PICRUSt2 is used for the prediction of functions within amplicon sequencing data. It requires a reference database of genomes with annotated functions as well as a phylogenetic tree containing marker genes within these genomes. The sequences from your study would then be compared to the marker genes within the genomes (most of the time, it is the 16S rRNA gene that we are using here, although it doesn't have to be the 16S rRNA gene). PICRUSt2 is only designed to work with nucleic acid sequences for both the study sequences and the reference sequences within the tree. When we are comparing the sequences in our study to the genes in our reference tree, we must first make a multiple sequence alignment of these to determine the best fit within the tree, and then the gene content of our study sequences is predicted based on their placement in the tree. You can refer to the flowchart here for a detailed description of all of the steps involved. A tool like BLAST is simply comparing two nucleotide sequences, hence it is easy to make a reference database. PICRUSt2 is carrying out a lot more steps, and the files needed for each of these steps often need to be constructed with different parameters, hence there is not a single command to make a PICRUSt2 database. Constructing a PICRUSt2 database is not a trivial task - in fact, we are currently in the process of publishing an entire paper just on the construction of a new PICRUSt2 database; this would not be necessary if there were a way to simplify this to a single command.
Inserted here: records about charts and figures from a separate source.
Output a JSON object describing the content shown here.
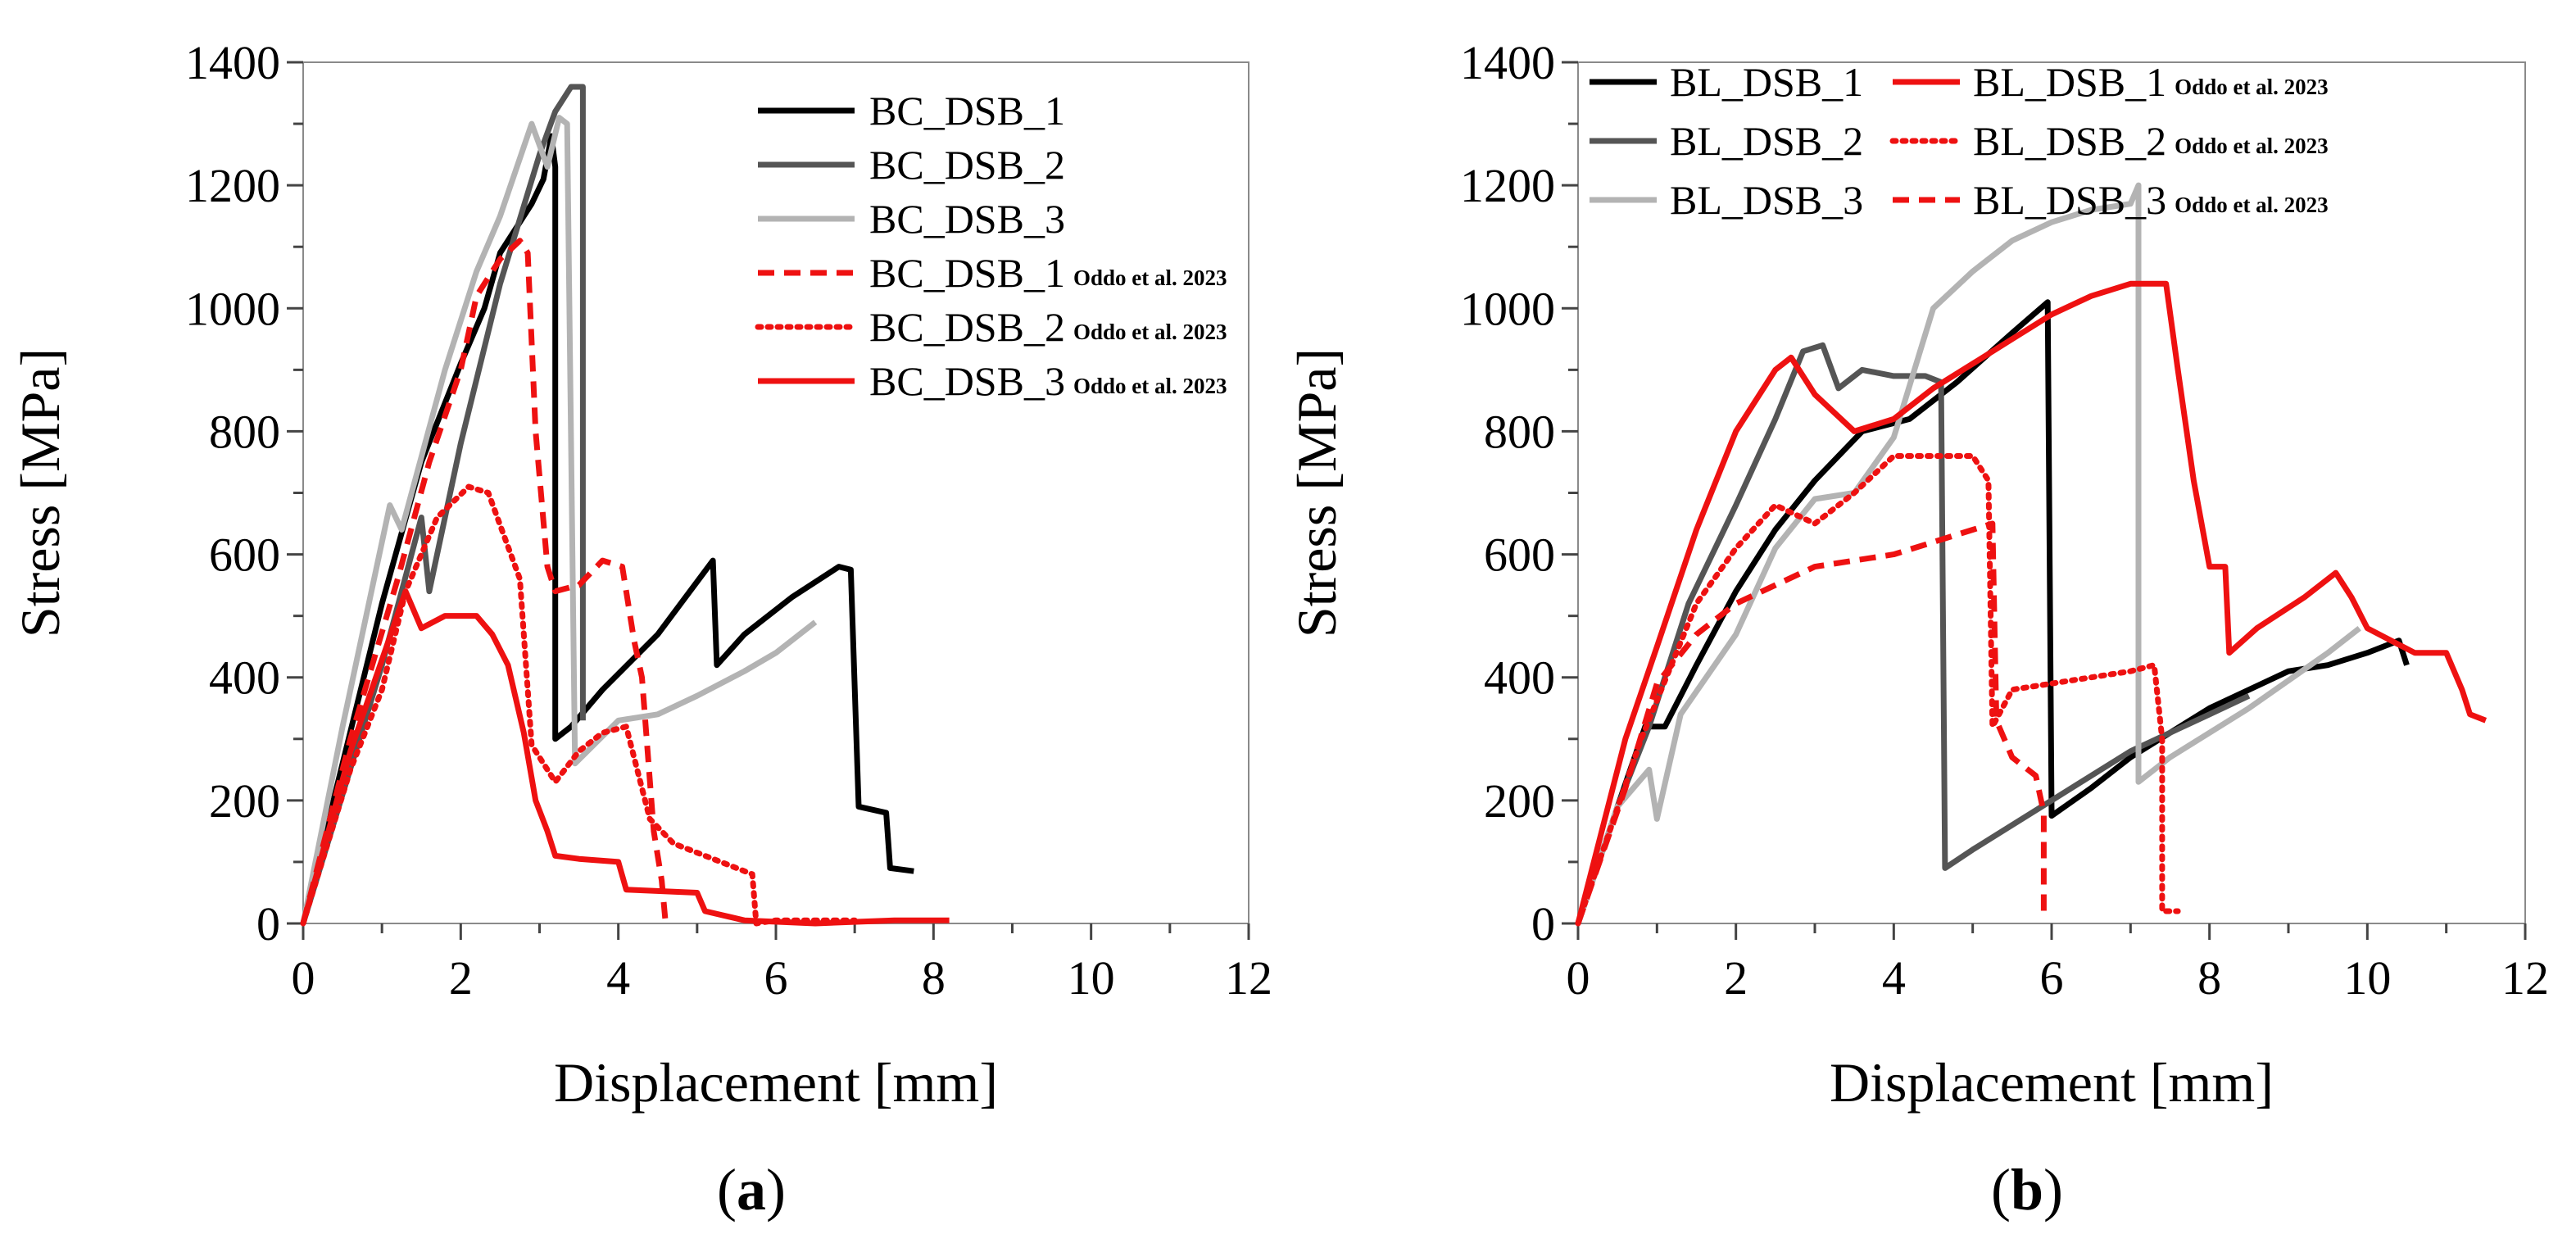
{
  "colors": {
    "black": "#000000",
    "dark_gray": "#555555",
    "light_gray": "#b3b3b3",
    "red": "#ee1111"
  },
  "chart_data": [
    {
      "type": "line",
      "panel_label": "(a)",
      "panel_letter": "a",
      "xlabel": "Displacement  [mm]",
      "ylabel": "Stress [MPa]",
      "xlim": [
        0,
        12
      ],
      "ylim": [
        0,
        1400
      ],
      "xticks": [
        0,
        2,
        4,
        6,
        8,
        10,
        12
      ],
      "yticks": [
        0,
        200,
        400,
        600,
        800,
        1000,
        1200,
        1400
      ],
      "legend_position": "top-right",
      "series": [
        {
          "name": "BC_DSB_1",
          "source": "",
          "color": "black",
          "dash": "solid",
          "points": [
            [
              0,
              0
            ],
            [
              1,
              520
            ],
            [
              1.5,
              750
            ],
            [
              2,
              910
            ],
            [
              2.3,
              1000
            ],
            [
              2.5,
              1090
            ],
            [
              2.7,
              1130
            ],
            [
              2.9,
              1170
            ],
            [
              3.05,
              1210
            ],
            [
              3.15,
              1280
            ],
            [
              3.2,
              1230
            ],
            [
              3.2,
              300
            ],
            [
              3.4,
              320
            ],
            [
              3.8,
              380
            ],
            [
              4.5,
              470
            ],
            [
              5.2,
              590
            ],
            [
              5.25,
              420
            ],
            [
              5.6,
              470
            ],
            [
              6.2,
              530
            ],
            [
              6.8,
              580
            ],
            [
              6.95,
              575
            ],
            [
              7.05,
              190
            ],
            [
              7.4,
              180
            ],
            [
              7.45,
              90
            ],
            [
              7.75,
              85
            ]
          ]
        },
        {
          "name": "BC_DSB_2",
          "source": "",
          "color": "dark_gray",
          "dash": "solid",
          "points": [
            [
              0,
              0
            ],
            [
              1,
              420
            ],
            [
              1.5,
              660
            ],
            [
              1.6,
              540
            ],
            [
              2,
              780
            ],
            [
              2.5,
              1040
            ],
            [
              3,
              1250
            ],
            [
              3.2,
              1320
            ],
            [
              3.4,
              1360
            ],
            [
              3.55,
              1360
            ],
            [
              3.55,
              330
            ]
          ]
        },
        {
          "name": "BC_DSB_3",
          "source": "",
          "color": "light_gray",
          "dash": "solid",
          "points": [
            [
              0,
              0
            ],
            [
              0.5,
              320
            ],
            [
              1.1,
              680
            ],
            [
              1.25,
              640
            ],
            [
              1.8,
              900
            ],
            [
              2.2,
              1060
            ],
            [
              2.5,
              1150
            ],
            [
              2.9,
              1300
            ],
            [
              3.1,
              1230
            ],
            [
              3.25,
              1310
            ],
            [
              3.35,
              1300
            ],
            [
              3.45,
              260
            ],
            [
              4,
              330
            ],
            [
              4.5,
              340
            ],
            [
              5,
              370
            ],
            [
              5.6,
              410
            ],
            [
              6,
              440
            ],
            [
              6.5,
              490
            ]
          ]
        },
        {
          "name": "BC_DSB_1",
          "source": "Oddo et al. 2023",
          "color": "red",
          "dash": "dash",
          "points": [
            [
              0,
              0
            ],
            [
              0.6,
              300
            ],
            [
              1.2,
              560
            ],
            [
              1.6,
              750
            ],
            [
              2,
              900
            ],
            [
              2.2,
              1020
            ],
            [
              2.5,
              1080
            ],
            [
              2.75,
              1110
            ],
            [
              2.85,
              1090
            ],
            [
              2.95,
              800
            ],
            [
              3.1,
              580
            ],
            [
              3.2,
              540
            ],
            [
              3.5,
              550
            ],
            [
              3.8,
              590
            ],
            [
              4.05,
              580
            ],
            [
              4.2,
              460
            ],
            [
              4.3,
              400
            ],
            [
              4.45,
              150
            ],
            [
              4.55,
              70
            ],
            [
              4.6,
              0
            ]
          ]
        },
        {
          "name": "BC_DSB_2",
          "source": "Oddo et al. 2023",
          "color": "red",
          "dash": "dot",
          "points": [
            [
              0,
              0
            ],
            [
              0.6,
              250
            ],
            [
              1,
              380
            ],
            [
              1.3,
              540
            ],
            [
              1.7,
              660
            ],
            [
              2.1,
              710
            ],
            [
              2.35,
              700
            ],
            [
              2.55,
              630
            ],
            [
              2.75,
              560
            ],
            [
              2.9,
              290
            ],
            [
              3.2,
              230
            ],
            [
              3.5,
              280
            ],
            [
              3.8,
              310
            ],
            [
              4.1,
              320
            ],
            [
              4.4,
              170
            ],
            [
              4.7,
              130
            ],
            [
              5.1,
              110
            ],
            [
              5.5,
              90
            ],
            [
              5.7,
              80
            ],
            [
              5.75,
              0
            ],
            [
              6,
              5
            ],
            [
              6.5,
              5
            ],
            [
              7,
              5
            ]
          ]
        },
        {
          "name": "BC_DSB_3",
          "source": "Oddo et al. 2023",
          "color": "red",
          "dash": "solid",
          "points": [
            [
              0,
              0
            ],
            [
              0.6,
              280
            ],
            [
              1.3,
              540
            ],
            [
              1.5,
              480
            ],
            [
              1.8,
              500
            ],
            [
              2.2,
              500
            ],
            [
              2.4,
              470
            ],
            [
              2.6,
              420
            ],
            [
              2.8,
              310
            ],
            [
              2.95,
              200
            ],
            [
              3.1,
              150
            ],
            [
              3.2,
              110
            ],
            [
              3.5,
              105
            ],
            [
              4,
              100
            ],
            [
              4.1,
              55
            ],
            [
              5,
              50
            ],
            [
              5.1,
              20
            ],
            [
              5.6,
              5
            ],
            [
              6.5,
              0
            ],
            [
              7.5,
              5
            ],
            [
              8.2,
              5
            ]
          ]
        }
      ]
    },
    {
      "type": "line",
      "panel_label": "(b)",
      "panel_letter": "b",
      "xlabel": "Displacement  [mm]",
      "ylabel": "Stress [MPa]",
      "xlim": [
        0,
        12
      ],
      "ylim": [
        0,
        1400
      ],
      "xticks": [
        0,
        2,
        4,
        6,
        8,
        10,
        12
      ],
      "yticks": [
        0,
        200,
        400,
        600,
        800,
        1000,
        1200,
        1400
      ],
      "legend_position": "top-left",
      "series": [
        {
          "name": "BL_DSB_1",
          "source": "",
          "color": "black",
          "dash": "solid",
          "points": [
            [
              0,
              0
            ],
            [
              0.5,
              190
            ],
            [
              0.85,
              320
            ],
            [
              1.1,
              320
            ],
            [
              1.5,
              420
            ],
            [
              2,
              540
            ],
            [
              2.5,
              640
            ],
            [
              3,
              720
            ],
            [
              3.6,
              800
            ],
            [
              4.2,
              820
            ],
            [
              4.8,
              880
            ],
            [
              5.5,
              960
            ],
            [
              5.95,
              1010
            ],
            [
              6,
              175
            ],
            [
              6.5,
              220
            ],
            [
              7,
              270
            ],
            [
              8,
              350
            ],
            [
              9,
              410
            ],
            [
              9.5,
              420
            ],
            [
              10,
              440
            ],
            [
              10.4,
              460
            ],
            [
              10.5,
              420
            ]
          ]
        },
        {
          "name": "BL_DSB_2",
          "source": "",
          "color": "dark_gray",
          "dash": "solid",
          "points": [
            [
              0,
              0
            ],
            [
              0.5,
              190
            ],
            [
              0.9,
              320
            ],
            [
              1.4,
              520
            ],
            [
              2,
              680
            ],
            [
              2.5,
              820
            ],
            [
              2.85,
              930
            ],
            [
              3.1,
              940
            ],
            [
              3.3,
              870
            ],
            [
              3.6,
              900
            ],
            [
              4,
              890
            ],
            [
              4.4,
              890
            ],
            [
              4.6,
              880
            ],
            [
              4.65,
              90
            ],
            [
              5,
              120
            ],
            [
              6,
              200
            ],
            [
              7,
              280
            ],
            [
              8,
              340
            ],
            [
              8.5,
              370
            ]
          ]
        },
        {
          "name": "BL_DSB_3",
          "source": "",
          "color": "light_gray",
          "dash": "solid",
          "points": [
            [
              0,
              0
            ],
            [
              0.5,
              190
            ],
            [
              0.9,
              250
            ],
            [
              1.0,
              170
            ],
            [
              1.3,
              340
            ],
            [
              2,
              470
            ],
            [
              2.5,
              610
            ],
            [
              3,
              690
            ],
            [
              3.5,
              700
            ],
            [
              4,
              790
            ],
            [
              4.5,
              1000
            ],
            [
              5,
              1060
            ],
            [
              5.5,
              1110
            ],
            [
              6,
              1140
            ],
            [
              6.5,
              1160
            ],
            [
              7,
              1170
            ],
            [
              7.1,
              1200
            ],
            [
              7.1,
              230
            ],
            [
              7.5,
              270
            ],
            [
              8.5,
              350
            ],
            [
              9.5,
              440
            ],
            [
              9.9,
              480
            ]
          ]
        },
        {
          "name": "BL_DSB_1",
          "source": "Oddo et al. 2023",
          "color": "red",
          "dash": "solid",
          "points": [
            [
              0,
              0
            ],
            [
              0.6,
              300
            ],
            [
              1,
              450
            ],
            [
              1.5,
              640
            ],
            [
              2,
              800
            ],
            [
              2.5,
              900
            ],
            [
              2.7,
              920
            ],
            [
              3,
              860
            ],
            [
              3.5,
              800
            ],
            [
              4,
              820
            ],
            [
              4.5,
              870
            ],
            [
              5,
              910
            ],
            [
              5.5,
              950
            ],
            [
              6,
              990
            ],
            [
              6.5,
              1020
            ],
            [
              7,
              1040
            ],
            [
              7.3,
              1040
            ],
            [
              7.45,
              1040
            ],
            [
              7.6,
              900
            ],
            [
              7.8,
              720
            ],
            [
              8,
              580
            ],
            [
              8.2,
              580
            ],
            [
              8.25,
              440
            ],
            [
              8.6,
              480
            ],
            [
              9.2,
              530
            ],
            [
              9.6,
              570
            ],
            [
              9.8,
              530
            ],
            [
              10,
              480
            ],
            [
              10.6,
              440
            ],
            [
              11,
              440
            ],
            [
              11.2,
              380
            ],
            [
              11.3,
              340
            ],
            [
              11.5,
              330
            ]
          ]
        },
        {
          "name": "BL_DSB_2",
          "source": "Oddo et al. 2023",
          "color": "red",
          "dash": "dot",
          "points": [
            [
              0,
              0
            ],
            [
              0.8,
              300
            ],
            [
              1.5,
              520
            ],
            [
              2,
              610
            ],
            [
              2.5,
              680
            ],
            [
              3,
              650
            ],
            [
              3.5,
              700
            ],
            [
              4,
              760
            ],
            [
              4.5,
              760
            ],
            [
              5,
              760
            ],
            [
              5.2,
              720
            ],
            [
              5.25,
              320
            ],
            [
              5.5,
              380
            ],
            [
              6,
              390
            ],
            [
              6.5,
              400
            ],
            [
              7,
              410
            ],
            [
              7.3,
              420
            ],
            [
              7.4,
              300
            ],
            [
              7.4,
              20
            ],
            [
              7.6,
              20
            ]
          ]
        },
        {
          "name": "BL_DSB_3",
          "source": "Oddo et al. 2023",
          "color": "red",
          "dash": "dash",
          "points": [
            [
              0,
              0
            ],
            [
              0.6,
              220
            ],
            [
              1,
              390
            ],
            [
              1.5,
              470
            ],
            [
              2,
              520
            ],
            [
              2.5,
              550
            ],
            [
              3,
              580
            ],
            [
              3.5,
              590
            ],
            [
              4,
              600
            ],
            [
              4.5,
              620
            ],
            [
              5,
              640
            ],
            [
              5.25,
              650
            ],
            [
              5.3,
              330
            ],
            [
              5.5,
              270
            ],
            [
              5.8,
              240
            ],
            [
              5.9,
              180
            ],
            [
              5.9,
              20
            ]
          ]
        }
      ]
    }
  ]
}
I am not stopping users from building a custom database, but building a database does require some bioinformatic knowledge as well as knowledge of the organisms that you want to have in the database, and I would therefore not recommend it to a user performing their first bioinformatic analysis. If there is a particular function that you are interested in then it is much easier to add this into the existing database, and I am currently in the process of writing step-by-step instructions for users to do this. This will still require more bioinformatic skill than just using the existing PICRUSt2 database, but will be easier than constructing an entirely new database.